—Oh, Luna, es imposible... —se lamentó él —. Anoche dos autobuses se salieron de la carretera a causa de la lluvia y tenemos decenas de heridos que atender. ¡No puedo marcharme ahora!

Abatida, Luna se dejó caer pesadamente en el borde de su cama. Siempre que planeaba algo relacionado con salir de la ciudad, todo acababa fastidiándose. Pero aquella vez estaba decidida a que las cosas tomaran un curso diferente.

—Está claro que ahí te necesitan más que yo—reconoció con una vocecilla y un nudo oprimiéndole la garganta—. Tranquilo, no te preocupes, volaré sola, y, cuando todo termine, si aún te apetece, puedes reunirte conmigo en Srinagar.

—¡¿Sola?! ¡¿Estás de broma?! —gritó Gabriel, haciendo vibrar el aparato —. No entiendo el porqué de tanta prisa. Piénsalo con calma, si lo que te preocupa es el dinero, olvídalo; tengo algunos ahorros, puedo pagar dos billetes en clase turista para dentro de unos días.

Luna aspiró hondo, para hacerse con algo de la serenidad y la determinación de Delamara: ya había esperado suficiente y la paciencia nunca había sido su gran virtud en ese tipo de trances tan relevantes.

—Te agradezco más de lo que imaginas tu preocupación por mí y tu ofrecimiento a acompañarme, pero no puedo esperar ni un minuto más—zanjó —. Han pasado muchos meses desde que Martín desapareció. El paquete llegó tarde a mis manos... Habrá un guía esperándome frente al hotel y él es mi único contacto en esa ciudad. Si lo pierdo, lo pierdo todo—alegó, de forma atropellada—. Corro muchos menos riesgos adelantando un día mi viaje, que retrasándolo una semana.
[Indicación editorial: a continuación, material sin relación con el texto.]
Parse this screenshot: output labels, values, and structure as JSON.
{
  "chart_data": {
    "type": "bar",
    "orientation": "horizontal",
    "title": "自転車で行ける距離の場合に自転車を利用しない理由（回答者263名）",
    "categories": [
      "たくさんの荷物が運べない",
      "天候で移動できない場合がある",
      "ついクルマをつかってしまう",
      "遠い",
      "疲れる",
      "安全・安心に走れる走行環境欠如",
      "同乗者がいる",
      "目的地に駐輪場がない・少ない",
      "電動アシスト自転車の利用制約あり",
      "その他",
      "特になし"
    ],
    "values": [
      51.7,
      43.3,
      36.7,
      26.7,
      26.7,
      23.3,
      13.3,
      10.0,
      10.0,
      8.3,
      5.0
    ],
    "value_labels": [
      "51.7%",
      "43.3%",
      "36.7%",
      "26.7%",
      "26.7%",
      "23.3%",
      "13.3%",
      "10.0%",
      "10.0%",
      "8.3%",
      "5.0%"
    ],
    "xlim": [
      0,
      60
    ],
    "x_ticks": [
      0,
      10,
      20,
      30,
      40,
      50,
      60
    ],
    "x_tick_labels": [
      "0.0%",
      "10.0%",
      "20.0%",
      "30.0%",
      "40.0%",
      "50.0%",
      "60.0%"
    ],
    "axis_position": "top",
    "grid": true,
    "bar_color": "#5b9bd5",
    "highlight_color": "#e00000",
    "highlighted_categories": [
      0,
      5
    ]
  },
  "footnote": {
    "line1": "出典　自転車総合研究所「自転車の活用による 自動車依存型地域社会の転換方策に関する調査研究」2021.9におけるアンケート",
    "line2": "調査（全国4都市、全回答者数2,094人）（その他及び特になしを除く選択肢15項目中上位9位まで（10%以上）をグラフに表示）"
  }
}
Durante unos segundos, se produjo un silencio incómodo. Sin duda, el doctor barajaba diferentes opciones para salir del atolladero, mientras que ella estaba decidida a no negociar.

—Está bien—se rindió el muchacho al fin —, te dejaré marchar, pero no te librarás de mí tan fácilmente. En cuanto acabe con esto, me subiré al primer avión que encuentre—le aseguró en tono firme—. Y, por supuesto, quiero saber dónde estás cada minuto. ¡Llámame en cuanto llegues al aeropuerto!

Gabriel estaba preocupado por ella y eso la hizo sentirse protegida y querida. Saber que había podido despertar en él algo más que compasión era pura autoestima inundando su alma, y un incentivo demasiado tentador, como para no fustigarse con sus empalagosos sueños rotos y sus castillos de princesas en el aire. Pero no podía caer en la trampa de aferrarse a aquel hombre como si no pudiera caminar por sí misma. Su príncipe azul, ya no era su príncipe: debía olvidarle, ser justa y propiciar que él le diera su afecto a alguien que pudiera corresponderle sin reservas.

—Te llamaré siempre que quieras: tengo que amortizar el teléfono móvil que me regalaste—le recordó en tono burlón al doctor.

—Por cierto, me he tomado la libertad de conectarlo a internet y de abrirte una cuenta de correo electrónico a tu nombre—le advirtió él —. Te mandé un mail esta tarde, es preciso que lo leas, no he tenido tiempo de prevenirte sobre la disentería, la malaria, el paludismo...

—No te preocupes, mamá, tendré todas las precauciones higiénicas del mundo —le tranquilizó ella. En ese instante sintió unas horribles ganas de abrazarle.

—Ten cuidado con la fruta y con el agua. ¡Olvida los cubitos de hielo! —siguió sermoneándole el doctor—. ¡Menos mal que me ha dado tiempo de ponerte al día con las vacunas!

Luna soltó una risilla musical y asintió, aunque él no pudiera verla.

—Sí, mamá —rio—, te prometo que haré lo posible por no morir durante este viaje.

Al decir aquello sintió cómo un nudo le cerraba la garganta, porque se trataba de un propósito real; intentaría no terminar de volverse loca durante aquel viaje, ni rendirse ante su enfermedad, no al menos antes de poder decirle a su padre lo mucho que le quería y de darle las gracias por todo lo que había hecho por ella desde que se conocieran.